Mutual funds offer two options - growth and dividend. In growth option, there is no pay-out from the fund and gains from the investment portfolio remain in the NAV.
In the dividend option, there are periodic pay-outs at fund houses’ discretion. Apart from this pay-out, investors can redeem as and when they want at the prevailing NAV. Remember that the NAV declines to the extent of dividend paid in such an option.
In order to give more clarity to investors, SEBI has renamed dividend option in mutual funds. From April 1, 2021, dividend option is called as ‘Pay-out of Income Distribution cum capital withdrawal’ option.
Backdrop
The possible reason for this change of nomenclature is something that happened earlier. Dividend option in mutual funds were sold like a bonus. For instance, aggressive hybrid funds, erstwhile balanced funds were sold with a pitch of ‘1% dividend per month’ which was over and above NAV returns.
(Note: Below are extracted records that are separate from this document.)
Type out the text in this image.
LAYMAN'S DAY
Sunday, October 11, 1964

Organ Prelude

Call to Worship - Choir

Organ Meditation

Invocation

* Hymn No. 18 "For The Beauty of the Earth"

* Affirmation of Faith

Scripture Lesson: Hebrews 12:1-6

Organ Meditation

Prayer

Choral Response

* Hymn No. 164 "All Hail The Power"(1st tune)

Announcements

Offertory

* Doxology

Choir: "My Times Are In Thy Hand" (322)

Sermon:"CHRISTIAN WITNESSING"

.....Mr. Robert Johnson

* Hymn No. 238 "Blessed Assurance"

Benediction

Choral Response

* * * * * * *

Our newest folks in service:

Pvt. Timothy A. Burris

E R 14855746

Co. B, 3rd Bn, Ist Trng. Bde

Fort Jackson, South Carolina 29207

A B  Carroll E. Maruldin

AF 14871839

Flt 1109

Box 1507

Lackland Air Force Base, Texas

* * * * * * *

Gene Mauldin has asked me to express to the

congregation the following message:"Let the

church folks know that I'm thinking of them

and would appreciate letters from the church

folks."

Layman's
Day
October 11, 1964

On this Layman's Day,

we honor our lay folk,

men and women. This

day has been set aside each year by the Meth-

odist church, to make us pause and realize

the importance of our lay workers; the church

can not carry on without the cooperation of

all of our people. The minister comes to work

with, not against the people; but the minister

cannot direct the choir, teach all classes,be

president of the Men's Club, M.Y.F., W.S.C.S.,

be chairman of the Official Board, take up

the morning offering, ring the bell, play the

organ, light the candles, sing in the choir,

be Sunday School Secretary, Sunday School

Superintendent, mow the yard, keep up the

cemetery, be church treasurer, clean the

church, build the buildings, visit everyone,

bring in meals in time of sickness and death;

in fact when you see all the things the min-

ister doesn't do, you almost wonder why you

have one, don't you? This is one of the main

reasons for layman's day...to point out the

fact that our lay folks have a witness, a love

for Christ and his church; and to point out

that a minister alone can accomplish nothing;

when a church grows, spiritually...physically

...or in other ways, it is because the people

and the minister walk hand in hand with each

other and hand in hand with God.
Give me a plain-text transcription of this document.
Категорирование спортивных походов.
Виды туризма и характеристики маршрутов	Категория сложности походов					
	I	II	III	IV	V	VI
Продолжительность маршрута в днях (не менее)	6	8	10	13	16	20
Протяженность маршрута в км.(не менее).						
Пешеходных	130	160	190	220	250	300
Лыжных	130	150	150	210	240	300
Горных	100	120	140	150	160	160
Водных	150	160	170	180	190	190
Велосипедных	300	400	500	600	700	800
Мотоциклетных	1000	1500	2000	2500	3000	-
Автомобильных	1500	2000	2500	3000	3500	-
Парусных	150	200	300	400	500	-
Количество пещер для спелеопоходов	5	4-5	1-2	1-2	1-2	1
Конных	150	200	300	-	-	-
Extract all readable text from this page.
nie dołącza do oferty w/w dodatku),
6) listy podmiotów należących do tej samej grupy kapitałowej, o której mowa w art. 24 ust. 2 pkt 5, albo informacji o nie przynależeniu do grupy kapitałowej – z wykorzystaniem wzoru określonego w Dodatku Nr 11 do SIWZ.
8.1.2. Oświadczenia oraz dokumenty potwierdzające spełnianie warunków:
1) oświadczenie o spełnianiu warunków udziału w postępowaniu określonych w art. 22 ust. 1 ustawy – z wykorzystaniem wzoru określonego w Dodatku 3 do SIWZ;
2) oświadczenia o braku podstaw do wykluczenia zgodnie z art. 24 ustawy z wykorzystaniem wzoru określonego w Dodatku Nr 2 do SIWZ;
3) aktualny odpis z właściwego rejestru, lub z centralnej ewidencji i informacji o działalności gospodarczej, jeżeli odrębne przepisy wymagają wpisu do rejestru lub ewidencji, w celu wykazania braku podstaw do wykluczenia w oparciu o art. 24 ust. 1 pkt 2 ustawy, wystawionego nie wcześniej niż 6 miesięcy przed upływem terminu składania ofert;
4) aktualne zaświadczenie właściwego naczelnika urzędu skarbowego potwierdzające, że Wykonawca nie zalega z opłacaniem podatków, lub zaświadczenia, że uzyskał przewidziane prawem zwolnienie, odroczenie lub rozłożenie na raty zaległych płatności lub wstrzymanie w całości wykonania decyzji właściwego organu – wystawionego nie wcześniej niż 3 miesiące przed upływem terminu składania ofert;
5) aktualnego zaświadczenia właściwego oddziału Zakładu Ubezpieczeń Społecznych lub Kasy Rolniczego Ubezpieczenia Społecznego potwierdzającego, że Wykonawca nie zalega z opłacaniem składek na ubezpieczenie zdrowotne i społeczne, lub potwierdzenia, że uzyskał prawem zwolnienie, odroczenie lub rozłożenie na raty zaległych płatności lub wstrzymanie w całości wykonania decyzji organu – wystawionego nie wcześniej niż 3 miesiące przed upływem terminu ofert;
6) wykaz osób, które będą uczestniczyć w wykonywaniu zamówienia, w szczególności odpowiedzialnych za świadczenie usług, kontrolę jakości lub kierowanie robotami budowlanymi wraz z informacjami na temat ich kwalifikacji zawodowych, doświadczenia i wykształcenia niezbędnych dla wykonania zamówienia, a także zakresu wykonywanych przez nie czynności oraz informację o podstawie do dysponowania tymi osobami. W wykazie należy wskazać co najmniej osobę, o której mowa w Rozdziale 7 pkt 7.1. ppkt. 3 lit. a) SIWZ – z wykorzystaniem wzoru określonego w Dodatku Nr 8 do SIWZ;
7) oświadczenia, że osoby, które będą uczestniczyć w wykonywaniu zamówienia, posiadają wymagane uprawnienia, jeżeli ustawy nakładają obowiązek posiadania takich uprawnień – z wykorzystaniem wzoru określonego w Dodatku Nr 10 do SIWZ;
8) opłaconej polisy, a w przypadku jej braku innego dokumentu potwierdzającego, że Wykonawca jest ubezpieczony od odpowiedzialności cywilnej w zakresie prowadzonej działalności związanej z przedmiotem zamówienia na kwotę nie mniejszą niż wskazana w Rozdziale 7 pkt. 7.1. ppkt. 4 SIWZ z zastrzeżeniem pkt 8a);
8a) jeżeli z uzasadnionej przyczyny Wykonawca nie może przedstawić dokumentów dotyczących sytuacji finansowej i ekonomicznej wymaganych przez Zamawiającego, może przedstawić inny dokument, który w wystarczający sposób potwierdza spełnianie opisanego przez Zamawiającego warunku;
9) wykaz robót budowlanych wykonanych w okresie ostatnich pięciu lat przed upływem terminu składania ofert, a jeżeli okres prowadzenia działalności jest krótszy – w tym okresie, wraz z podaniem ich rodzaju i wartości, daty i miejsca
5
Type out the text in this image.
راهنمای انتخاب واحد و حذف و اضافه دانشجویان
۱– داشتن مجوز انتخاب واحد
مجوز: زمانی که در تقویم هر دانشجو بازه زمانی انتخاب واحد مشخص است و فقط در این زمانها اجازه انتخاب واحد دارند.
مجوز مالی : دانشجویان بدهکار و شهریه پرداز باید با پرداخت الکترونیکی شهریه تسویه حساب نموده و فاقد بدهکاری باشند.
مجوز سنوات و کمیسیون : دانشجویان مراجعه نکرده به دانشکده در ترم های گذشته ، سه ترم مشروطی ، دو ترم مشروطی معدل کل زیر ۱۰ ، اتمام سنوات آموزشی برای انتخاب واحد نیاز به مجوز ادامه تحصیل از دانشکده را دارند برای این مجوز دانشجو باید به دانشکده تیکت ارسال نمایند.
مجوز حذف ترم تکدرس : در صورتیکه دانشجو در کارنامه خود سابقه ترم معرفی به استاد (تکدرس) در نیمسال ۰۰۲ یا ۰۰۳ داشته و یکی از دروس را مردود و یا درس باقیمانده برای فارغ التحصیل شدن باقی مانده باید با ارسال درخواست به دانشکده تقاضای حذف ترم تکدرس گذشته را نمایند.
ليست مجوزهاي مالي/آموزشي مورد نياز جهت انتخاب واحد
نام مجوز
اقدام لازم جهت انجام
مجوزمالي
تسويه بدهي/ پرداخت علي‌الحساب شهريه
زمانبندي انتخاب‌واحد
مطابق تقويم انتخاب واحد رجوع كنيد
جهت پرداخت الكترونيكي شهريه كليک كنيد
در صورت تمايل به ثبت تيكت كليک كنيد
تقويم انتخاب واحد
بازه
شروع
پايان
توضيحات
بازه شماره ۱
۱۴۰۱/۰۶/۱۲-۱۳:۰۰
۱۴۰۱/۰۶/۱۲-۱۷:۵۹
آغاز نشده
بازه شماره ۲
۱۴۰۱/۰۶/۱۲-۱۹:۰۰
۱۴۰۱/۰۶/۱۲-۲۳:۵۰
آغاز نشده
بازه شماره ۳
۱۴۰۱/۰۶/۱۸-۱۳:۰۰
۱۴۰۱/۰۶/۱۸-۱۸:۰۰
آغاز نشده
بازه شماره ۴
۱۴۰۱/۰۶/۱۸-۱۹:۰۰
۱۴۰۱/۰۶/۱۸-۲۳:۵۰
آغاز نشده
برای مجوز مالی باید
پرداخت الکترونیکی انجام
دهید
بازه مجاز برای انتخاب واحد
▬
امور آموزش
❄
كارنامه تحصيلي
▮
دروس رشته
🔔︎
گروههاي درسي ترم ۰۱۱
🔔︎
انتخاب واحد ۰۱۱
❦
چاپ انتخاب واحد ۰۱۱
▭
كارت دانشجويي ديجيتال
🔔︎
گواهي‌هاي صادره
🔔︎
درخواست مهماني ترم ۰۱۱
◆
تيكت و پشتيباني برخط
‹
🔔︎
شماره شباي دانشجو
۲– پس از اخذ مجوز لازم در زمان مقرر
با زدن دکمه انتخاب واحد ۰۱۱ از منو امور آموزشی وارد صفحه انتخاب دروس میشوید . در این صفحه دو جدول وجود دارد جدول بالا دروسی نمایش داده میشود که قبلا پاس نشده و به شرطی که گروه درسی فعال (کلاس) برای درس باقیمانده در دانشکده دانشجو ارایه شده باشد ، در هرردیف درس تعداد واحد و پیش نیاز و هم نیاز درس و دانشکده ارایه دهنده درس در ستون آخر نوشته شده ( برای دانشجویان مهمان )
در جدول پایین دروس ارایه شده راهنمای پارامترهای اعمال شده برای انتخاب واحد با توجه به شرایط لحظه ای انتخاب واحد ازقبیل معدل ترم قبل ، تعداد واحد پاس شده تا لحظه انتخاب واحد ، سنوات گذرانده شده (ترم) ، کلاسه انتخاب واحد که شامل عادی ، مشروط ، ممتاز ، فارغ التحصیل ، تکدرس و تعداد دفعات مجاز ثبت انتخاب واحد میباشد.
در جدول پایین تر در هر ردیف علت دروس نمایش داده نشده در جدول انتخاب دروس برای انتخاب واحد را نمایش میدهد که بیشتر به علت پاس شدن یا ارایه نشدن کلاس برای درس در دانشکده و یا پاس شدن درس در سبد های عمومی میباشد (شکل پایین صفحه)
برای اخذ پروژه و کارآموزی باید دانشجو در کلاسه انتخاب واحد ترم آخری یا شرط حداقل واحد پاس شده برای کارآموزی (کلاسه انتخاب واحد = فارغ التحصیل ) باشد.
With the new name, hopefully, investors will not perceive dividends as something extra like bonus which is over and above NAV. The new name explicitly mentions that income is distributed after withdrawal of capital.
Implication
One aspect requires explanation as to how is it capital withdrawal?
Investors can redeem anytime and any appreciation that is there in the NAV i.e. not paid out by the AMC, is taken home by the investor, along with the principal invested earlier. This is simple and easy to understand.
Apart from this, even when the fund house is paying out dividend, there may be capital withdrawal. To understand this, let us take an example of a dividend option scheme which pays dividend half yearly. Let us say, the NAV when the last dividend paid was Rs 10. Subsequently, the market went up and the NAV went up to Rs 11. Then the AMC would distribute Re 0.80 and the NAV drops to Rs 10.2. Now, think of it this way that instead of being invested in the scheme for a long time, you invested just before the dividend distribution when the NAV was say Rs 10.9. in this case, while you get a dividend of 80 paisa per unit of NAV, only 10 paisa is NAV appreciation (Rs 11 minus Rs 10.9) and 70 paisa is your money coming back to you (Rs 10.9 minus Rs 10.2).
In the above example, the withdrawal is from principal and not capital appreciation. And since this is dividend, such an investor has to pay taxes on it.
Taxation-wise, there is no change. Dividend or income distribution remains taxable in the hands of the investor at the marginal slab rate of investors. Till 31 March 2020, there was a dividend distribution tax and receipts in the hands of the investor was tax-free.
Conclusion
Investors, distributors and advisors have to be aware of developments. While this change does not give any actionable point but you have to know what is going on. This is one of those developments.